Bisnis.com, JAKARTA – Sekretaris Jenderal Perserikatan Bangsa-Bangsa (PBB) Antonio Guterres mengatakan bahwa pengiriman bantuan kemanusiaan ke Gaza sama sekali tidak memadai di tengah memburuknya kondisi di Jalur Gaza.
Melansir Al Jazeera, Rabu (1/11/2023), Guterres menegaskan kembali bahwa kebutuhan bantuan kemanusiaan di Gaza jauh melampaui pasokan bantuan yang tersedia meskipun truk-truk bantuan telah mengalir masuk ke Gaza dari Mesir selama sepekan terakhir melalui Rafah, yang tidak berbatasan dengan Israel.
Sebelum perang Israel-Hamas, sekitar 500 truk yang membawa bantuan dan barang-barang lainnya masuk ke Gaza setiap harinya.
Pada Selasa, juru bicara keamanan nasional Gedung Putih John Kirby mengatakan bahwa 66 truk bantuan kemanusiaan telah memasuki Gaza dalam 24 jam terakhir. Kirby mengatakan dirinya berharap bantuan dapat mencapai mencapai 100 truk per hari.
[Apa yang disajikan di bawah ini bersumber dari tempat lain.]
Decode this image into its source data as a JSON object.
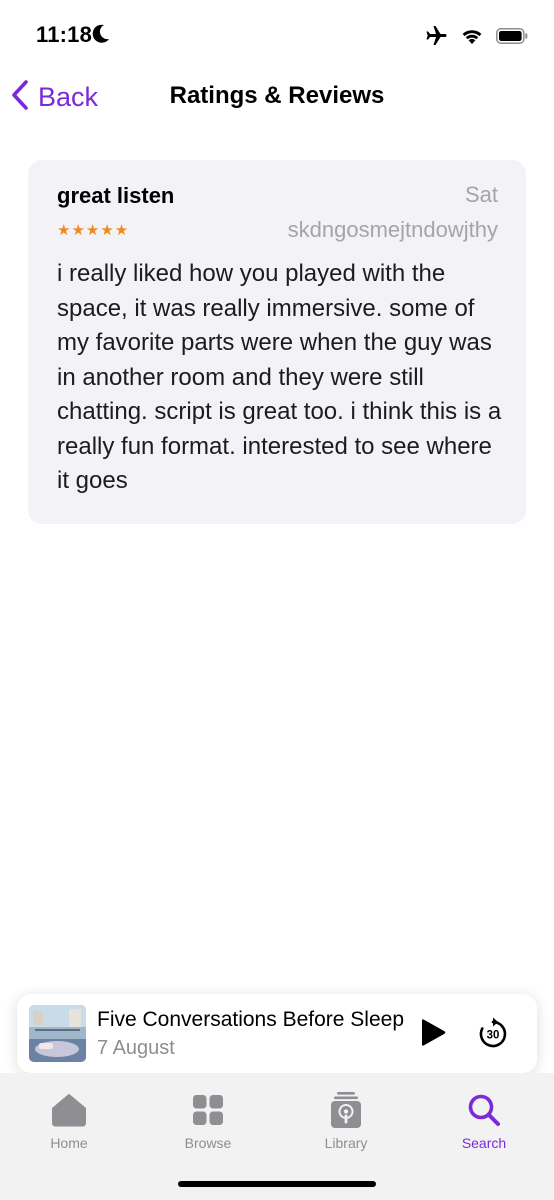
{
  "status_bar": {
    "time": "11:18",
    "icons": [
      "moon-icon",
      "airplane-icon",
      "wifi-icon",
      "battery-icon"
    ]
  },
  "nav": {
    "back_label": "Back",
    "title": "Ratings & Reviews"
  },
  "review": {
    "title": "great listen",
    "date": "Sat",
    "stars": "★★★★★",
    "rating": 5,
    "author": "skdngosmejtndowjthy",
    "body": "i really liked how you played with the space, it was really immersive. some of my favorite parts were when the guy was in another room and they were still chatting. script is great too. i think this is a really fun format. interested to see where it goes"
  },
  "mini_player": {
    "title": "Five Conversations Before Sleep",
    "subtitle": "7 August",
    "play_icon": "play-icon",
    "skip_icon": "skip-forward-30-icon",
    "skip_label": "30"
  },
  "tab_bar": {
    "tabs": [
      {
        "label": "Home",
        "icon": "home-icon",
        "active": false
      },
      {
        "label": "Browse",
        "icon": "grid-icon",
        "active": false
      },
      {
        "label": "Library",
        "icon": "library-icon",
        "active": false
      },
      {
        "label": "Search",
        "icon": "search-icon",
        "active": true
      }
    ]
  },
  "colors": {
    "accent": "#7b2ad8",
    "star": "#f08a1c",
    "card_background": "#f2f2f7",
    "secondary_text": "#a4a4a9",
    "tab_inactive": "#8e8e93"
  }
}
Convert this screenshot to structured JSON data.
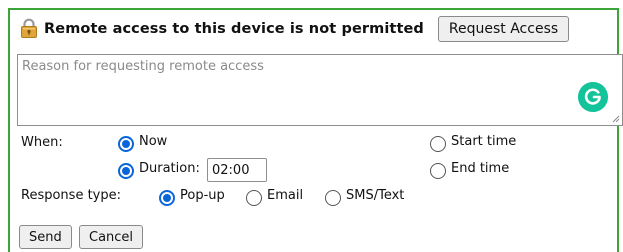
{
  "header": {
    "title": "Remote access to this device is not permitted",
    "request_button": "Request Access",
    "icon": "lock-icon"
  },
  "reason": {
    "placeholder": "Reason for requesting remote access",
    "value": ""
  },
  "when": {
    "label": "When:",
    "now_label": "Now",
    "now_selected": true,
    "duration_label": "Duration:",
    "duration_selected": true,
    "duration_value": "02:00",
    "start_time_label": "Start time",
    "start_time_selected": false,
    "end_time_label": "End time",
    "end_time_selected": false
  },
  "response": {
    "label": "Response type:",
    "options": [
      {
        "label": "Pop-up",
        "selected": true
      },
      {
        "label": "Email",
        "selected": false
      },
      {
        "label": "SMS/Text",
        "selected": false
      }
    ]
  },
  "actions": {
    "send": "Send",
    "cancel": "Cancel"
  },
  "colors": {
    "frame_border": "#3aa63a",
    "radio_accent": "#0a66d8",
    "grammarly": "#15c39a"
  }
}
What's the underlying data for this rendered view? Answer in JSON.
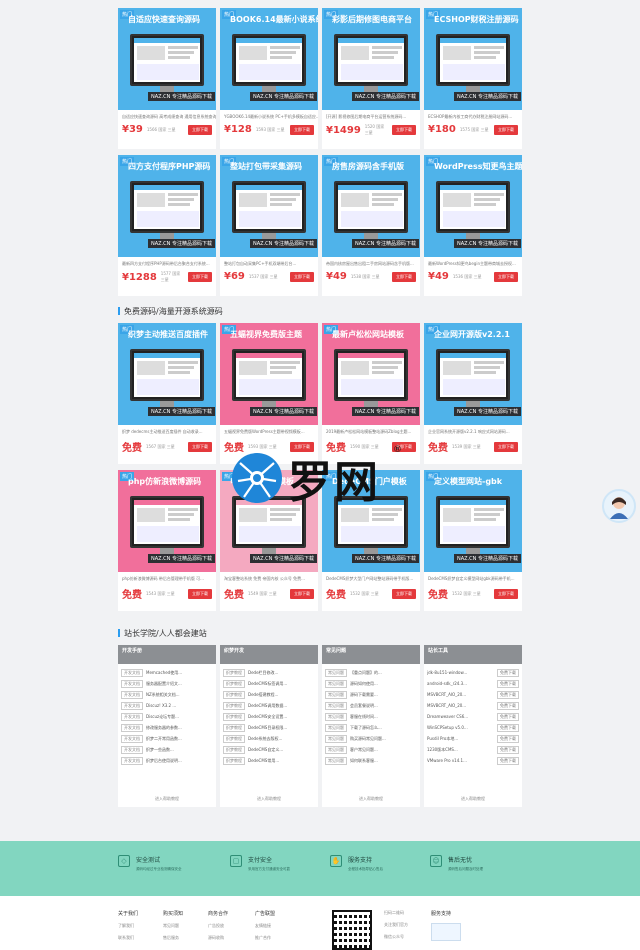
{
  "paid_products_row1": [
    {
      "banner": "自适应快速查询源码",
      "desc": "自适应快速查询源码 高考成绩查询 通用信息系统查询...",
      "price": "¥39",
      "meta": "1566 国家 三星",
      "buy": "立即下载",
      "color": "#4fb3ea"
    },
    {
      "banner": "BOOK6.14最新小说系统",
      "desc": "YGBOOK6.14最新小说系统 PC+手机多模板自适应...",
      "price": "¥128",
      "meta": "1593 国家 三星",
      "buy": "立即下载",
      "color": "#4fb3ea"
    },
    {
      "banner": "彩影后期修图电商平台",
      "desc": "[开源] 影视修图后期电商平台运营系统源码...",
      "price": "¥1499",
      "meta": "1520 国家 三星",
      "buy": "立即下载",
      "color": "#4fb3ea"
    },
    {
      "banner": "ECSHOP财税注册源码",
      "desc": "ECSHOP最新内核工商代办财税注册网站源码...",
      "price": "¥180",
      "meta": "1575 国家 三星",
      "buy": "立即下载",
      "color": "#4fb3ea"
    }
  ],
  "paid_products_row2": [
    {
      "banner": "四方支付程序PHP源码",
      "desc": "最新四方支付程序PHP源码带后台聚合支付系统...",
      "price": "¥1288",
      "meta": "1577 国家 三星",
      "buy": "立即下载",
      "color": "#4fb3ea"
    },
    {
      "banner": "整站打包带采集源码",
      "desc": "整站打包自动采集PC+手机双端带后台...",
      "price": "¥69",
      "meta": "1537 国家 三星",
      "buy": "立即下载",
      "color": "#4fb3ea"
    },
    {
      "banner": "房售房源码含手机版",
      "desc": "帝国内核房屋出售出租二手房网站源码含手机版...",
      "price": "¥49",
      "meta": "1538 国家 三星",
      "buy": "立即下载",
      "color": "#4fb3ea"
    },
    {
      "banner": "WordPress知更鸟主题",
      "desc": "最新WordPress知更鸟begin主题带商城去授权...",
      "price": "¥49",
      "meta": "1536 国家 三星",
      "buy": "立即下载",
      "color": "#4fb3ea"
    }
  ],
  "free_section_title": "免费源码/海量开源系统源码",
  "free_products_row1": [
    {
      "banner": "织梦主动推送百度插件",
      "desc": "织梦 dedecms主动推送百度插件 自动收录...",
      "price": "免费",
      "meta": "1567 国家 三星",
      "buy": "立即下载",
      "color": "#4fb3ea"
    },
    {
      "banner": "五蝠视界免费版主题",
      "desc": "五蝠视界免费版WordPress主题带视频模板...",
      "price": "免费",
      "meta": "1593 国家 三星",
      "buy": "立即下载",
      "color": "#f16f9b"
    },
    {
      "banner": "最新卢松松网站模板",
      "desc": "2019最新卢松松网站模板整站源码Zblog主题...",
      "price": "免费",
      "meta": "1590 国家 三星",
      "buy": "立即下载",
      "color": "#f16f9b"
    },
    {
      "banner": "企业网开源版v2.2.1",
      "desc": "企业官网系统开源版v2.2.1 响应式网站源码...",
      "price": "免费",
      "meta": "1539 国家 三星",
      "buy": "立即下载",
      "color": "#4fb3ea"
    }
  ],
  "free_products_row2": [
    {
      "banner": "php仿新浪微博源码",
      "desc": "php仿新浪微博源码 带后台管理带手机版 可...",
      "price": "免费",
      "meta": "1543 国家 三星",
      "buy": "立即下载",
      "color": "#f16f9b"
    },
    {
      "banner": "电影网站源码模板",
      "desc": "淘宝客整站系统 免费 帝国内核 公众号 免费...",
      "price": "免费",
      "meta": "1549 国家 三星",
      "buy": "立即下载",
      "color": "#f4a9c0"
    },
    {
      "banner": "DedeCMS门户模板",
      "desc": "DedeCMS织梦大型门户网站整站源码带手机版...",
      "price": "免费",
      "meta": "1532 国家 三星",
      "buy": "立即下载",
      "color": "#4fb3ea"
    },
    {
      "banner": "定义模型网站-gbk",
      "desc": "DedeCMS织梦自定义模型网站gbk源码带手机...",
      "price": "免费",
      "meta": "1532 国家 三星",
      "buy": "立即下载",
      "color": "#4fb3ea"
    }
  ],
  "academy_title": "站长学院/人人都会建站",
  "article_cols": [
    {
      "title": "开发手册",
      "items": [
        [
          "开发文档",
          "Memcached使用..."
        ],
        [
          "开发文档",
          "服务器配置介绍文..."
        ],
        [
          "开发文档",
          "NZ系统相关文档..."
        ],
        [
          "开发文档",
          "Discuz! X3.2 ..."
        ],
        [
          "开发文档",
          "Discuz论坛专题..."
        ],
        [
          "开发文档",
          "修改服务器的参数..."
        ],
        [
          "开发文档",
          "织梦二开常用函数..."
        ],
        [
          "开发文档",
          "织梦一些函数..."
        ],
        [
          "开发文档",
          "织梦后台使用说明..."
        ]
      ],
      "more": "进入帮助教程"
    },
    {
      "title": "织梦开发",
      "items": [
        [
          "织梦教程",
          "Dede栏目修改..."
        ],
        [
          "织梦教程",
          "DedeCMS标签调用..."
        ],
        [
          "织梦教程",
          "Dede搭建教程..."
        ],
        [
          "织梦教程",
          "DedeCMS调用数据..."
        ],
        [
          "织梦教程",
          "DedeCMS安全设置..."
        ],
        [
          "织梦教程",
          "DedeCMS目录权限..."
        ],
        [
          "织梦教程",
          "Dede系统去版权..."
        ],
        [
          "织梦教程",
          "DedeCMS自定义..."
        ],
        [
          "织梦教程",
          "DedeCMS常用..."
        ]
      ],
      "more": "进入帮助教程"
    },
    {
      "title": "常见问题",
      "items": [
        [
          "常见问题",
          "【重点问题】的..."
        ],
        [
          "常见问题",
          "源码如何使用..."
        ],
        [
          "常见问题",
          "源码下载需要..."
        ],
        [
          "常见问题",
          "会员套餐说明..."
        ],
        [
          "常见问题",
          "客服在线时间..."
        ],
        [
          "常见问题",
          "下载了源码怎么..."
        ],
        [
          "常见问题",
          "购买源码常见问题..."
        ],
        [
          "常见问题",
          "客户常见问题..."
        ],
        [
          "常见问题",
          "如何联系客服..."
        ]
      ],
      "more": "进入帮助教程"
    },
    {
      "title": "站长工具",
      "items": [
        [
          "jdk-8u151-window...",
          "免费下载"
        ],
        [
          "android-sdk_r24.3...",
          "免费下载"
        ],
        [
          "MSVBCRT_AIO_20...",
          "免费下载"
        ],
        [
          "MSVBCRT_AIO_20...",
          "免费下载"
        ],
        [
          "Dreamweaver CS6...",
          "免费下载"
        ],
        [
          "WinSCPSetup v5.0...",
          "免费下载"
        ],
        [
          "Pusdil Pro本地...",
          "免费下载"
        ],
        [
          "1230版本CMS...",
          "免费下载"
        ],
        [
          "VMware Pro v14.1...",
          "免费下载"
        ]
      ],
      "more": "进入帮助教程"
    }
  ],
  "features": [
    {
      "icon": "shield-icon",
      "title": "安全测试",
      "sub": "源码均经过专业检测确保安全"
    },
    {
      "icon": "lock-icon",
      "title": "支付安全",
      "sub": "采用官方支付通道安全可靠"
    },
    {
      "icon": "hand-icon",
      "title": "服务支持",
      "sub": "全程技术指导贴心售后"
    },
    {
      "icon": "service-icon",
      "title": "售后无忧",
      "sub": "源码售后问题及时处理"
    }
  ],
  "footer_cols": [
    {
      "title": "关于我们",
      "links": [
        "了解我们",
        "联系我们"
      ]
    },
    {
      "title": "购买须知",
      "links": [
        "常见问题",
        "售后服务"
      ]
    },
    {
      "title": "商务合作",
      "links": [
        "广告投放",
        "源码收购"
      ]
    },
    {
      "title": "广告联盟",
      "links": [
        "友情链接",
        "推广合作"
      ]
    }
  ],
  "footer_qr_caption": [
    "扫码二维码",
    "关注我们官方",
    "微信公众号"
  ],
  "footer_service_title": "服务支持",
  "logo": {
    "text": "罗网",
    "reg": "®"
  },
  "colors": {
    "accent": "#2b9df0",
    "price": "#e4393c",
    "feature_bg": "#82d6c0"
  }
}
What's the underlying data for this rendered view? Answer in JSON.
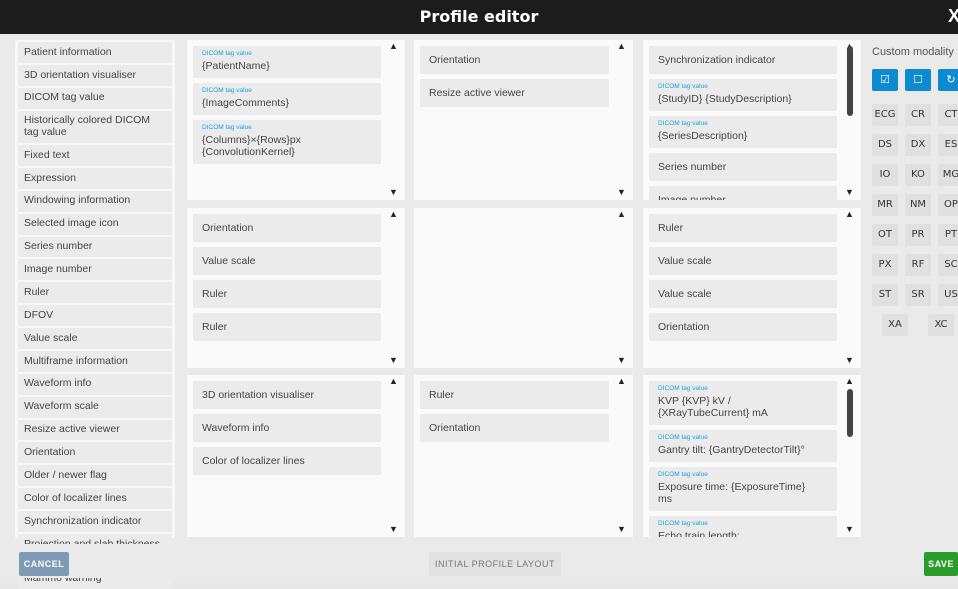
{
  "window": {
    "title": "Profile editor",
    "close_glyph": "X"
  },
  "element_list": [
    "Patient information",
    "3D orientation visualiser",
    "DICOM tag value",
    "Historically colored DICOM tag value",
    "Fixed text",
    "Expression",
    "Windowing information",
    "Selected image icon",
    "Series number",
    "Image number",
    "Ruler",
    "DFOV",
    "Value scale",
    "Multiframe information",
    "Waveform info",
    "Waveform scale",
    "Resize active viewer",
    "Orientation",
    "Older / newer flag",
    "Color of localizer lines",
    "Synchronization indicator",
    "Projection and slab thickness editor",
    "Mammo warning"
  ],
  "tag_label": "DICOM tag value",
  "cells": {
    "top_left": [
      {
        "tag": true,
        "value": "{PatientName}"
      },
      {
        "tag": true,
        "value": "{ImageComments}"
      },
      {
        "tag": true,
        "value": "{Columns}×{Rows}px\n{ConvolutionKernel}"
      }
    ],
    "top_center": [
      {
        "tag": false,
        "value": "Orientation"
      },
      {
        "tag": false,
        "value": "Resize active viewer"
      }
    ],
    "top_right": [
      {
        "tag": false,
        "value": "Synchronization indicator"
      },
      {
        "tag": true,
        "value": "{StudyID} {StudyDescription}"
      },
      {
        "tag": true,
        "value": "{SeriesDescription}"
      },
      {
        "tag": false,
        "value": "Series number"
      },
      {
        "tag": false,
        "value": "Image number"
      }
    ],
    "mid_left": [
      {
        "tag": false,
        "value": "Orientation"
      },
      {
        "tag": false,
        "value": "Value scale"
      },
      {
        "tag": false,
        "value": "Ruler"
      },
      {
        "tag": false,
        "value": "Ruler"
      }
    ],
    "mid_center": [],
    "mid_right": [
      {
        "tag": false,
        "value": "Ruler"
      },
      {
        "tag": false,
        "value": "Value scale"
      },
      {
        "tag": false,
        "value": "Value scale"
      },
      {
        "tag": false,
        "value": "Orientation"
      }
    ],
    "bot_left": [
      {
        "tag": false,
        "value": "3D orientation visualiser"
      },
      {
        "tag": false,
        "value": "Waveform info"
      },
      {
        "tag": false,
        "value": "Color of localizer lines"
      }
    ],
    "bot_center": [
      {
        "tag": false,
        "value": "Ruler"
      },
      {
        "tag": false,
        "value": "Orientation"
      }
    ],
    "bot_right": [
      {
        "tag": true,
        "value": "KVP {KVP} kV /\n{XRayTubeCurrent} mA"
      },
      {
        "tag": true,
        "value": "Gantry tilt: {GantryDetectorTilt}°"
      },
      {
        "tag": true,
        "value": "Exposure time: {ExposureTime}\nms"
      },
      {
        "tag": true,
        "value": "Echo train length:\n{EchoTrainLength}"
      },
      {
        "tag": true,
        "value": ""
      }
    ]
  },
  "modality": {
    "title": "Custom modality",
    "actions": [
      {
        "name": "select-all-checkbox-icon",
        "glyph": "☑"
      },
      {
        "name": "deselect-all-checkbox-icon",
        "glyph": "☐"
      },
      {
        "name": "refresh-icon",
        "glyph": "↻"
      }
    ],
    "codes": [
      "ECG",
      "CR",
      "CT",
      "DS",
      "DX",
      "ES",
      "IO",
      "KO",
      "MG",
      "MR",
      "NM",
      "OP",
      "OT",
      "PR",
      "PT",
      "PX",
      "RF",
      "SC",
      "ST",
      "SR",
      "US",
      "XA",
      "XC"
    ]
  },
  "footer": {
    "cancel_label": "CANCEL",
    "initial_layout_label": "INITIAL PROFILE LAYOUT",
    "save_label": "SAVE"
  },
  "colors": {
    "accent": "#0d8ad0",
    "save": "#2a9d2a",
    "cancel": "#7f9bb4",
    "tag_label": "#1aa3e0"
  }
}
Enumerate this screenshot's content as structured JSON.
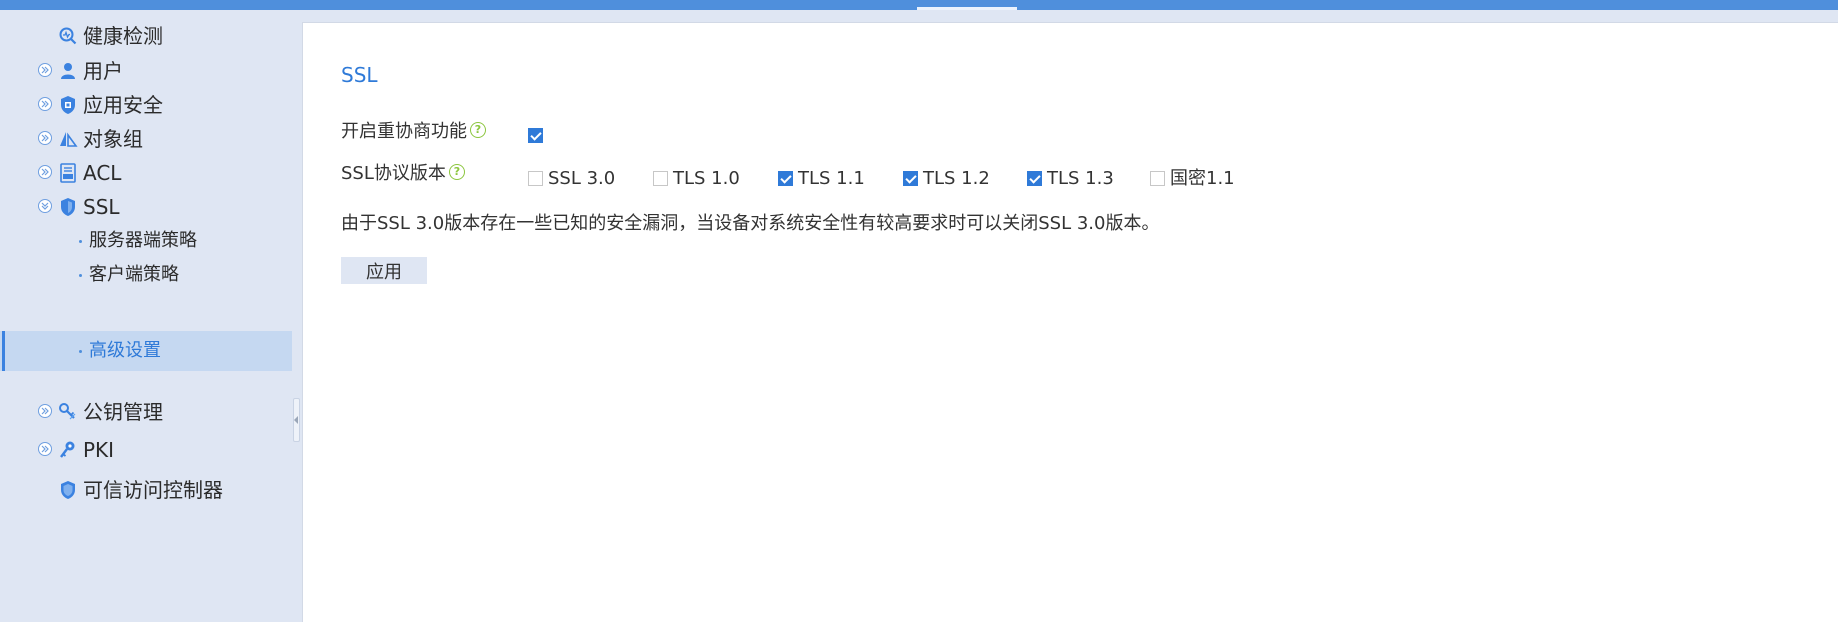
{
  "sidebar": {
    "items": [
      {
        "label": "健康检测",
        "icon": "health-check-icon"
      },
      {
        "label": "用户",
        "icon": "user-icon"
      },
      {
        "label": "应用安全",
        "icon": "app-security-shield-icon"
      },
      {
        "label": "对象组",
        "icon": "object-group-icon"
      },
      {
        "label": "ACL",
        "icon": "acl-document-icon"
      },
      {
        "label": "SSL",
        "icon": "ssl-shield-icon"
      },
      {
        "label": "公钥管理",
        "icon": "key-management-icon"
      },
      {
        "label": "PKI",
        "icon": "pki-key-icon"
      },
      {
        "label": "可信访问控制器",
        "icon": "trusted-access-shield-icon"
      }
    ],
    "ssl_children": [
      {
        "label": "服务器端策略"
      },
      {
        "label": "客户端策略"
      },
      {
        "label": "高级设置",
        "active": true
      }
    ]
  },
  "main": {
    "title": "SSL",
    "renegotiation": {
      "label": "开启重协商功能",
      "checked": true
    },
    "protocol": {
      "label": "SSL协议版本",
      "options": [
        {
          "label": "SSL 3.0",
          "checked": false
        },
        {
          "label": "TLS 1.0",
          "checked": false
        },
        {
          "label": "TLS 1.1",
          "checked": true
        },
        {
          "label": "TLS 1.2",
          "checked": true
        },
        {
          "label": "TLS 1.3",
          "checked": true
        },
        {
          "label": "国密1.1",
          "checked": false
        }
      ]
    },
    "notice": "由于SSL 3.0版本存在一些已知的安全漏洞，当设备对系统安全性有较高要求时可以关闭SSL 3.0版本。",
    "apply_label": "应用",
    "help_glyph": "?"
  },
  "colors": {
    "accent": "#2f7ad8",
    "topbar": "#4f8fdc",
    "sidebar_bg": "#dfe6f3",
    "active_bg": "#c5d8f1",
    "help_green": "#8cc63f"
  }
}
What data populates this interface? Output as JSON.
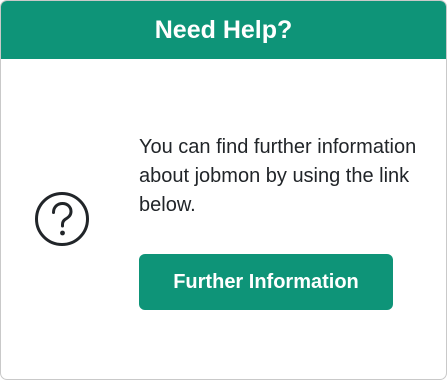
{
  "card": {
    "title": "Need Help?",
    "icon": "question-circle-icon",
    "message": "You can find further information about jobmon by using the link below.",
    "button_label": "Further Information"
  },
  "colors": {
    "accent": "#0e9478",
    "text": "#212529",
    "border": "#c9c9c9"
  }
}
Guterres juga menyuarakan keprihatinannya atas eskalasi militer ketika Israel meningkatkan serangan darat di Gaza dan terus membombardir wilayah yang terkepung tersebut.
"Saya sangat khawatir dengan intensifikasi konflik antara Israel dan Hamas serta kelompok-kelompok bersenjata Palestina lainnya di Gaza.Dengan banyaknya nyawa warga Israel dan Palestina yang telah melayang, eskalasi ini hanya akan menambah penderitaan warga sipil,” kata Guterres.
Baca Juga
Komentar tersebut muncul ketika Israel melanjutkan pengeboman tanpa henti di Gaza dan membuat rumah sakit penuh dengan korban luka hingga melebihi kapasitas. Pasokan pasokan air, bahan bakar, dan listrik juga sangat terbatas.
Pemerintah Palestina mengatakan bahwa lebih dari 8.500 orang telah terbunuh di Gaza, lebih dari sepertiganya adalah anak-anak, sejak perang meletus pada tanggal 7 Oktober.
Dalam sebuah pernyataan pada hari Selasa, juru bicara United Nations Children's Fund (UNICEF) James Elder mengatakan bahwa Gaza telah menjadi kuburan bagi ribuan anak-anak.
Terbaru, Kementerian Kesehatan Gaza mengatakan serangan udara Israel pada hari Selasa meratakan seluruh bagian kamp pengungsi Jabalia, menewaskan sejumlah orang dan melukai lebih dari 100 orang lainnya.
Sementara itu, Direktur Rumah Sakit Indonesia di Gaza mengatakan bahwa lebih dari 50 orang tewas.
Nebal Farsakh, juru bicara dari Bulan Sabit Merah Palestina, menyebut situasi tersebut "benar-benar mengerikan".
"Rumah sakit sudah kewalahan, dan mereka hampir tidak dapat menangani jumlah korban yang terus bertambah setiap jamnya. Mereka bekerja dengan kapasitas penuh," kata Farsakh kepada Al Jazeera.
Ia mengatakanhal ini terjadi pada saat yang sama ketika semua rumah sakit benar-benar runtuh karena kekurangan pasokan medis dan obat-obatan, dan personel medis kehabisan bahan bakar yang sangat dibutuhkan.
Berbicara di hadapan Dewan Keamanan PBB pada hari Selasa, Komisaris Tinggi PBB untuk Pengungsi Filippo Grandi mendesak dewan untuk mendorong gencatan senjata guna mengakhiri rentetan kematian.
Amerika Serikat sejauh ini mendukung Israel dan menolak seruan gencatan senjata, dengan mengatakan bahwa penghentian pertempuran akan menguntungkan Hamas.
"Kami percaya bahwa kita harus mempertimbangkan hal-hal seperti jeda kemanusiaan untuk memastikan bahwa bantuan dapat sampai kepada mereka yang membutuhkan dan orang-orang dapat dilindungi dan keluar dari bahaya," ujar Menteri Luar Negeri AS Antony Blinken dalam sebuah sidang dengar pendapat di Kongres.
Berbicara pekan lalu, Guterres menganalogikan sejumlah kecil bantuan yang diizinkan masuk ke Gaza dari penyeberangan Rafah dengan Mesir sebagai setetes bantuan di tengah lautan kebutuhan yang besar.